Inside this gap lives one-dimensional metallic states, or wires, that are color-coded freeways for electrons. The red cars travel in one direction and the blue cars travel in the opposite direction. In theory, colored electrons could travel unhindered along the wires for a long distance with very little resistance. Smaller resistance means power consumption is lower in electronic devices and less heat is generated. Both power consumption and thermal management are challenges in current miniaturized devices.
A scanned electron micrograph of a graphene device
A scanned electron micrograph of a device used in this experiment. Thin sheets of graphene and hexagonal Boron Nitride are stacked and shaped by electron beam lithography to create this device. The purple layer is the bilayer graphene sheet. The bottom pair of split gates (dark squares) are made of multi-layer graphene. The top pair of split gates (gold bars) are made of gold. The one-dimensional wires live in the gap created by the split gates. (Image: Penn State Nanofab)
“Our experiments show that the metallic wires can be created,” Li said. “Although we are still a long way from applications.”
Zhu added, “It’s quite remarkable that such states can be created in the interior of an insulating bilayer graphene sheet, using just a few gates.

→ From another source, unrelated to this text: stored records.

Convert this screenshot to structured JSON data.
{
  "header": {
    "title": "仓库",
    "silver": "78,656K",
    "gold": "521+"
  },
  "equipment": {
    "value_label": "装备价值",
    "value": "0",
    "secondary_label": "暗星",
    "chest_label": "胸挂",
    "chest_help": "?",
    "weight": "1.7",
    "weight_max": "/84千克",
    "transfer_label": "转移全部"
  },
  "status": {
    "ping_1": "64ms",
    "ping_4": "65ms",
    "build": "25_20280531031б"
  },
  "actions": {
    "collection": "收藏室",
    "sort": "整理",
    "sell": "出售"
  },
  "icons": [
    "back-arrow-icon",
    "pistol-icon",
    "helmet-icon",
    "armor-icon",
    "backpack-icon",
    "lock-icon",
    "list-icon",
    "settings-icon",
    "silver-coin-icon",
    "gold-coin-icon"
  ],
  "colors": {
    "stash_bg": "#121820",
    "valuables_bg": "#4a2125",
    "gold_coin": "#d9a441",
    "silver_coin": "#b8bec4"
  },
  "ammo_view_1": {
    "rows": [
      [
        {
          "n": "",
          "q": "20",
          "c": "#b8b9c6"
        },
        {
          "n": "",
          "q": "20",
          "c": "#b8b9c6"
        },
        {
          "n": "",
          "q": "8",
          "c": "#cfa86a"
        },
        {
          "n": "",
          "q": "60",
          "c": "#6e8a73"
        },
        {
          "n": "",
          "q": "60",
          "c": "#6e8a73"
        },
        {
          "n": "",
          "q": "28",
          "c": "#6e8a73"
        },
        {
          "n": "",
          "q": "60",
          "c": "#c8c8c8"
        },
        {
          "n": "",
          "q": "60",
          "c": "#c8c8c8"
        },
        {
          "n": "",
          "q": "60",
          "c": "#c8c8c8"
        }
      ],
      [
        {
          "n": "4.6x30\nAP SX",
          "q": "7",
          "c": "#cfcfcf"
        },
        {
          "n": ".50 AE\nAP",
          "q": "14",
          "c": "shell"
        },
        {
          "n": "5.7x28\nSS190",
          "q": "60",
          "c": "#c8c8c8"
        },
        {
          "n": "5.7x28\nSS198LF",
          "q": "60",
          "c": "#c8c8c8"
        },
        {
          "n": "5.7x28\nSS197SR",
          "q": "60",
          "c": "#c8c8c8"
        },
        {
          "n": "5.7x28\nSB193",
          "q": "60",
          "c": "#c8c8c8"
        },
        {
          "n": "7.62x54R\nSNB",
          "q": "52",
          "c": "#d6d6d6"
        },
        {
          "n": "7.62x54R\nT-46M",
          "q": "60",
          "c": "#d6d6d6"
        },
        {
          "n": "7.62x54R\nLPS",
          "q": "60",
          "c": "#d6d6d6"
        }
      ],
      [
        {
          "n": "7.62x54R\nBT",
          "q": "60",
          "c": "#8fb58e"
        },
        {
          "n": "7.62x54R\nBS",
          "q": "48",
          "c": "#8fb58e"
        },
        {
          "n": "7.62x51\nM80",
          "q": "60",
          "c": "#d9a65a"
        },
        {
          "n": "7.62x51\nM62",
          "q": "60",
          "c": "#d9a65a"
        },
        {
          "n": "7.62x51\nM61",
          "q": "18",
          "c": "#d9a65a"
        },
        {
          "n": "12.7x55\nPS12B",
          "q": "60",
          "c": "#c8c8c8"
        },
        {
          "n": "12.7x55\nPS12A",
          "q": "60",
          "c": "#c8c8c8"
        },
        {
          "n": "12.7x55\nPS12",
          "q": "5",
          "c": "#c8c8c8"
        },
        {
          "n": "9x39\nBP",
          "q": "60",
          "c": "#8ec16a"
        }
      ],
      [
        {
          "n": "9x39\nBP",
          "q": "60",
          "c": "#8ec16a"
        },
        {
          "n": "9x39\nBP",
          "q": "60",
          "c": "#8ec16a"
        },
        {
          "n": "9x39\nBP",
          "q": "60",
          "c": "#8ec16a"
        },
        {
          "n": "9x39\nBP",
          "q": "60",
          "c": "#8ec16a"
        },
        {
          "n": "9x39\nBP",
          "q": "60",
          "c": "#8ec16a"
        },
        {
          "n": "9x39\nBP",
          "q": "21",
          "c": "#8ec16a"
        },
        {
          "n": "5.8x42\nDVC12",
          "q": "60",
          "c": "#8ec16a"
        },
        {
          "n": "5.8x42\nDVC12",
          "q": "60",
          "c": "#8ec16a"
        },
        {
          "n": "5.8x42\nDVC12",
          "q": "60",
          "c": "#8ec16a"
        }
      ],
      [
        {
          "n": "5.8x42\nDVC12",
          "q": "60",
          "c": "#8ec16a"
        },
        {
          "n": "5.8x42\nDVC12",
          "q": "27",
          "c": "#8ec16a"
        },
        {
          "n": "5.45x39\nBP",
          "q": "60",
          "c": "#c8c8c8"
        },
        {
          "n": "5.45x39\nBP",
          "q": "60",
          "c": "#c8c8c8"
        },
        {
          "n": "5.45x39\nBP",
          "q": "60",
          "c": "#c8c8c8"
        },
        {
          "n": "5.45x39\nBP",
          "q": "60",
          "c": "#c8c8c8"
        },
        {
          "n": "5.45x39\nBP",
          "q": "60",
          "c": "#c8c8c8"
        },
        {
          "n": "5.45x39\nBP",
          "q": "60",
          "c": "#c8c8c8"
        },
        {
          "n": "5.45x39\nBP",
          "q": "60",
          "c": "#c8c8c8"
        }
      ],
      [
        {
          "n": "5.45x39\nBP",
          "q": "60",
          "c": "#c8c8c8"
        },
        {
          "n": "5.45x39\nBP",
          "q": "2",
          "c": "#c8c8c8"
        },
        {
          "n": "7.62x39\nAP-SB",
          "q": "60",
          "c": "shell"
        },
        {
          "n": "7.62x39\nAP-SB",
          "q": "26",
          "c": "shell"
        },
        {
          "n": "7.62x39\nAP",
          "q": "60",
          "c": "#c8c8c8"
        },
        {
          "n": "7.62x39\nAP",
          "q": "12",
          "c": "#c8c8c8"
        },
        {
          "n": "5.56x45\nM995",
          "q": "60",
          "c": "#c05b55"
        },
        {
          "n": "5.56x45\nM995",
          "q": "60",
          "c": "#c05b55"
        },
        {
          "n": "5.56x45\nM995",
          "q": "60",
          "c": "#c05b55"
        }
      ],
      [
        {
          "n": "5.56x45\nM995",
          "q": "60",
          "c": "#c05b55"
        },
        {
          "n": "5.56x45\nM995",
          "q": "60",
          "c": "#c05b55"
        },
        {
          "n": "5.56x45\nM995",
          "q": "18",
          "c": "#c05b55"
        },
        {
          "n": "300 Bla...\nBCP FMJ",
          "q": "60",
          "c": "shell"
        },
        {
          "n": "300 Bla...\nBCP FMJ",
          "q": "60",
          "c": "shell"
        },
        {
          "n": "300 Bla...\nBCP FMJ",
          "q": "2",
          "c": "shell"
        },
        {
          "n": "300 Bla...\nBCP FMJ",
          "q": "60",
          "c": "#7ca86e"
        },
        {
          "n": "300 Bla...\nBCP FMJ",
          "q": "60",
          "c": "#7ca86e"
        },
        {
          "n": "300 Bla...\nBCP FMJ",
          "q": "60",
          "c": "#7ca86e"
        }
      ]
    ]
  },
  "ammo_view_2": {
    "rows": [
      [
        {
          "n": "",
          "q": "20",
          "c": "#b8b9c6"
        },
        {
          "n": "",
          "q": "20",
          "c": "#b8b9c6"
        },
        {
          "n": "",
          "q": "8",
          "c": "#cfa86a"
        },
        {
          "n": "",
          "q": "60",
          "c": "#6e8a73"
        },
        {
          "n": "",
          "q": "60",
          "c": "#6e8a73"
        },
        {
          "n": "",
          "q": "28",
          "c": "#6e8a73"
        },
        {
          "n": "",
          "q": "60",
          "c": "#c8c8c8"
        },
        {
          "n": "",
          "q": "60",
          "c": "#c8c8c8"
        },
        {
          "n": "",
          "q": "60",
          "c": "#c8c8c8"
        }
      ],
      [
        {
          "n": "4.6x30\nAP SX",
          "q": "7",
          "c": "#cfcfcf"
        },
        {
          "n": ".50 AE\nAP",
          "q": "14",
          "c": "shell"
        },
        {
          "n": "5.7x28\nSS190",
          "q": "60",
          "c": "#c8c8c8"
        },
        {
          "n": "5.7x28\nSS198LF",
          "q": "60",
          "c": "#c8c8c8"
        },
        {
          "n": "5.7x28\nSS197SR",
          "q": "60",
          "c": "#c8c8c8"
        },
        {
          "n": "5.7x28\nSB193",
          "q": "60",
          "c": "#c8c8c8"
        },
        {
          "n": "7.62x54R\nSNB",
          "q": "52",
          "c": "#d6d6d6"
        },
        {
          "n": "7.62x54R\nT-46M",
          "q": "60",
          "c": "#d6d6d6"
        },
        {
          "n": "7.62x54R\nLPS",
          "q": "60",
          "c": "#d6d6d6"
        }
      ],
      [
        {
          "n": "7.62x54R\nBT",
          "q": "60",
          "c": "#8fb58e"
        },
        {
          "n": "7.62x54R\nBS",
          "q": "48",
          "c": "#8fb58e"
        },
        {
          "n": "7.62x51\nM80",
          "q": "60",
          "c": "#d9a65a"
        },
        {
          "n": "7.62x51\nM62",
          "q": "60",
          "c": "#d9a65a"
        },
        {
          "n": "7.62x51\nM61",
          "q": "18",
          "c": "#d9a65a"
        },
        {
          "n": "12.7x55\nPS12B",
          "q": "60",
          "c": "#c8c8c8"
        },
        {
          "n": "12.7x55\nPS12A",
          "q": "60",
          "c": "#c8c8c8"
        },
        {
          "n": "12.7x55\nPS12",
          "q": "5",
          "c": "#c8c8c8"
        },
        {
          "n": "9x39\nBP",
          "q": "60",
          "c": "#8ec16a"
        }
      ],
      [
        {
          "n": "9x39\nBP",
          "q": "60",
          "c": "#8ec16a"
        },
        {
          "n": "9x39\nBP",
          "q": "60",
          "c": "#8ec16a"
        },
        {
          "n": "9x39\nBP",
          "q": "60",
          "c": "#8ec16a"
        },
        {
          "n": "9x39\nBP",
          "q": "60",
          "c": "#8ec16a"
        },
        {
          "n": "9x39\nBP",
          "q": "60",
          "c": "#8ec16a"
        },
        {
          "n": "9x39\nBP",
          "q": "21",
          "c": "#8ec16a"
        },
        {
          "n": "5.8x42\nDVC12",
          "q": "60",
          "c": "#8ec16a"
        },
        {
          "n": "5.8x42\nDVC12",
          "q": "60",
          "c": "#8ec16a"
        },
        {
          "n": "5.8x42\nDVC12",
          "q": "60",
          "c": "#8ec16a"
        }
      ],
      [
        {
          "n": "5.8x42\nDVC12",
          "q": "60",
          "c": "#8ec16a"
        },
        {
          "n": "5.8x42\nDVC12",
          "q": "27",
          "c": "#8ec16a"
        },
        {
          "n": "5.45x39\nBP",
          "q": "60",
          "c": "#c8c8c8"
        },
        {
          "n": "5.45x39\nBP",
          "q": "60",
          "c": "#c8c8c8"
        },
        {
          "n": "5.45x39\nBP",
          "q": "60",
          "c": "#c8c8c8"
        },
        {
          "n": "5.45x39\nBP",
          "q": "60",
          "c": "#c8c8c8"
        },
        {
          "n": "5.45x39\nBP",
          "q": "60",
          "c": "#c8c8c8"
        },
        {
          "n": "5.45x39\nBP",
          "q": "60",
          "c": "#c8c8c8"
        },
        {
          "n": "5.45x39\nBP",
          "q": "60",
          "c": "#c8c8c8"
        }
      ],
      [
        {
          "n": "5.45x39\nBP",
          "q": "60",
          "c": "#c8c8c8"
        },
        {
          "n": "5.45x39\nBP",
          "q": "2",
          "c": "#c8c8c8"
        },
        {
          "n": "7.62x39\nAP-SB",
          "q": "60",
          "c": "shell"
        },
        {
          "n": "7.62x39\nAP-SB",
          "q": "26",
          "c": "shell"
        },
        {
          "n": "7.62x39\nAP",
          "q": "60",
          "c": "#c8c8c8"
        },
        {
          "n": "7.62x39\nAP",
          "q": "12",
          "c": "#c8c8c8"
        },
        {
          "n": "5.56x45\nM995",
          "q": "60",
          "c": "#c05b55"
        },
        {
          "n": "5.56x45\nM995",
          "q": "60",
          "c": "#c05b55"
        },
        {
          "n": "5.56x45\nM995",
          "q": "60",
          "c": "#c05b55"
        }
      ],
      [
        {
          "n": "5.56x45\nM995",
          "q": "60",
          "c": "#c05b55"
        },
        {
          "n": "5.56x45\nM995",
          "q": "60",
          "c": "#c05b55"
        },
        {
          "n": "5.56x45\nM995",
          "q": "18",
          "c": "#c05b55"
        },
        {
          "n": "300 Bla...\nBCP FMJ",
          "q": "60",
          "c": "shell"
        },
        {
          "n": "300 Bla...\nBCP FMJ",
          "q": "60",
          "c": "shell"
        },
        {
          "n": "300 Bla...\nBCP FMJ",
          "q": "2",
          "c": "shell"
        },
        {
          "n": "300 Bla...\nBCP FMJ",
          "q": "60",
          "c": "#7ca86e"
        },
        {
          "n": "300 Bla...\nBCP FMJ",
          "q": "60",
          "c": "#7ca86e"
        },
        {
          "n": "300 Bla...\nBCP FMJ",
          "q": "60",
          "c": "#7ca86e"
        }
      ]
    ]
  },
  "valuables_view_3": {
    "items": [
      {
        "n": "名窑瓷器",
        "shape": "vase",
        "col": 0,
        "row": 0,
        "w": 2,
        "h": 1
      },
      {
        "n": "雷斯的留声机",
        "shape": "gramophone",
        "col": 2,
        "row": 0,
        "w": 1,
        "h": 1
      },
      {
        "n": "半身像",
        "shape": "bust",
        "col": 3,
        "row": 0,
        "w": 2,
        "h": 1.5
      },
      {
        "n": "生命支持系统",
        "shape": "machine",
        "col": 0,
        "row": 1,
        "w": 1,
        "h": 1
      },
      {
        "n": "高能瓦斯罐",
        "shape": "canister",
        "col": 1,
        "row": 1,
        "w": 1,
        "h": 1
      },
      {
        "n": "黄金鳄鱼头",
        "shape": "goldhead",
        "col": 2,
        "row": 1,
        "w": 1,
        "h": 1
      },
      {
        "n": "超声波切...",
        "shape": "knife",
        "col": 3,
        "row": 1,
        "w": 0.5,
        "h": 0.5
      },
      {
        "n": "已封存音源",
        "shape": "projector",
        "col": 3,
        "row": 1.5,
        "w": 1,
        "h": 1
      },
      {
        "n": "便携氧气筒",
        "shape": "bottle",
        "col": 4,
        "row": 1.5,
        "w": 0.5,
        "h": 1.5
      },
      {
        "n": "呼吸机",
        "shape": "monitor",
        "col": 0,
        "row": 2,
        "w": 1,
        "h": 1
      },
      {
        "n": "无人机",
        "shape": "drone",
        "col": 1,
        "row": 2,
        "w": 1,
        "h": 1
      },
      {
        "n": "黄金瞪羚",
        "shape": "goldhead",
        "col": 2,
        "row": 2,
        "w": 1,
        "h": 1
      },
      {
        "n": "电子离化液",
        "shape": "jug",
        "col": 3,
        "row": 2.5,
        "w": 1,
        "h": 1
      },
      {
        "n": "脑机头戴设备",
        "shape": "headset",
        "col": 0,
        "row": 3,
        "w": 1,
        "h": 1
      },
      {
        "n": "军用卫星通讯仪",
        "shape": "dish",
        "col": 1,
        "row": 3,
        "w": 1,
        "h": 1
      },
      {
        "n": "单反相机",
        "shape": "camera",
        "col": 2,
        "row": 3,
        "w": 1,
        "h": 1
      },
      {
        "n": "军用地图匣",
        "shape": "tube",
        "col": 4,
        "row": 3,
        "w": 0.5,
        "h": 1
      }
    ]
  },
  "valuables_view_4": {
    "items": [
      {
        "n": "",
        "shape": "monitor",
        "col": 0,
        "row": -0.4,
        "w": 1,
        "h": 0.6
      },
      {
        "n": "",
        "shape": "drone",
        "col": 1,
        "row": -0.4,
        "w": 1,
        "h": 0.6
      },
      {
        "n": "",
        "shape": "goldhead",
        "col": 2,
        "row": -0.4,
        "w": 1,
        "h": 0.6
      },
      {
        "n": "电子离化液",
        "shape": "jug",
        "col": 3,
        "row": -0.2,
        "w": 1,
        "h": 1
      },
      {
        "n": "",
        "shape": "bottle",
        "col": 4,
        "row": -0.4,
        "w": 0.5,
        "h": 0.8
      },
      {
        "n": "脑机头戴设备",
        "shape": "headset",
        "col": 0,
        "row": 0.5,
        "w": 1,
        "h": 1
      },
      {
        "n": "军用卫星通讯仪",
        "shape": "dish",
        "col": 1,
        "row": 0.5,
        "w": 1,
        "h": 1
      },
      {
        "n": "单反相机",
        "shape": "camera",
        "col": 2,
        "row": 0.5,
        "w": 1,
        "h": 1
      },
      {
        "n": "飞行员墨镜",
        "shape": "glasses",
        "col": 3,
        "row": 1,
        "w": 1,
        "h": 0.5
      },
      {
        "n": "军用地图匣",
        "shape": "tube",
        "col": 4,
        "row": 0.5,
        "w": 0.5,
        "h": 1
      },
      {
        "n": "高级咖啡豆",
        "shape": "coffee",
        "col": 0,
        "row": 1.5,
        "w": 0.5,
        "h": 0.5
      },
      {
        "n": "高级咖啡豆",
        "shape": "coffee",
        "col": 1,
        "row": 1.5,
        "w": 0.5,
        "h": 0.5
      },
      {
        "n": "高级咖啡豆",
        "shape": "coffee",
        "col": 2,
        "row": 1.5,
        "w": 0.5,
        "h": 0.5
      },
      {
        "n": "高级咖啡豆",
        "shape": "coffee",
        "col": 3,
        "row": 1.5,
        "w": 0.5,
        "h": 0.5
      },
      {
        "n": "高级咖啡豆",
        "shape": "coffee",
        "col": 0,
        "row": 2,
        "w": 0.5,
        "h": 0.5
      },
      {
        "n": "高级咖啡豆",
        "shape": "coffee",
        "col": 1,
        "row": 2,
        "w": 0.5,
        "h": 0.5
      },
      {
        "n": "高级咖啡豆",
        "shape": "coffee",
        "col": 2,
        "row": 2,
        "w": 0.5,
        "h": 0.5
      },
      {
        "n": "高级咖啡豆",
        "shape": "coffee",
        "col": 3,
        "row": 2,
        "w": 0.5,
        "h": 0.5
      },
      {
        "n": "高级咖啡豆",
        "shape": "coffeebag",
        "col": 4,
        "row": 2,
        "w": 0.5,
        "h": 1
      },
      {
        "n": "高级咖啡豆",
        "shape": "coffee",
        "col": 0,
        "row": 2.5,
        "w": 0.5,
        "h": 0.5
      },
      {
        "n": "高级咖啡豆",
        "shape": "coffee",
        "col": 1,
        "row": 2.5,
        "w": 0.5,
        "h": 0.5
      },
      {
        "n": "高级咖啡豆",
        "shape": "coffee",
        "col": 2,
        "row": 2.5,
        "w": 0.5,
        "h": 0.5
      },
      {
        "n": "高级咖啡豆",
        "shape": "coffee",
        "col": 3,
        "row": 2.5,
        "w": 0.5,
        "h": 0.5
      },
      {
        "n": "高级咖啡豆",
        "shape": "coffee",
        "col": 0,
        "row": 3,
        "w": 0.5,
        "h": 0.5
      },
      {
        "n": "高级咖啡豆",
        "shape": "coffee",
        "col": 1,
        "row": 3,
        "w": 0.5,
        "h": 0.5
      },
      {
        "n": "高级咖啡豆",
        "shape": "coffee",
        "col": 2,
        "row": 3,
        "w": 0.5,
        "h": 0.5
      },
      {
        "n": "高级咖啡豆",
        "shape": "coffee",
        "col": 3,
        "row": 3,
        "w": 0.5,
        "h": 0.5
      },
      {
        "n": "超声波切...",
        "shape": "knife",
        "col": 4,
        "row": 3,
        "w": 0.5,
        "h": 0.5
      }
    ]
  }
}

They are not yet resistance-free, and we are doing more experiments to understand where resistance might come from. We are also trying to build valves that control the electron flow based on the color of the electrons. That’s a new concept of electronics called valleytronics.”
Li worked closely with the technical staff of Penn State’s nanofabrication facility to turn the theoretical framework into a working device.
"The alignment of the top and bottom gates was crucial and not a trivial challenge. The state of the art electron beam lithography capabilities at the Penn State Nanofabrication Laboratory allowed Jing to create this novel device with nanoscale features," says Chad Eichfeld, Nanolithography Engineer.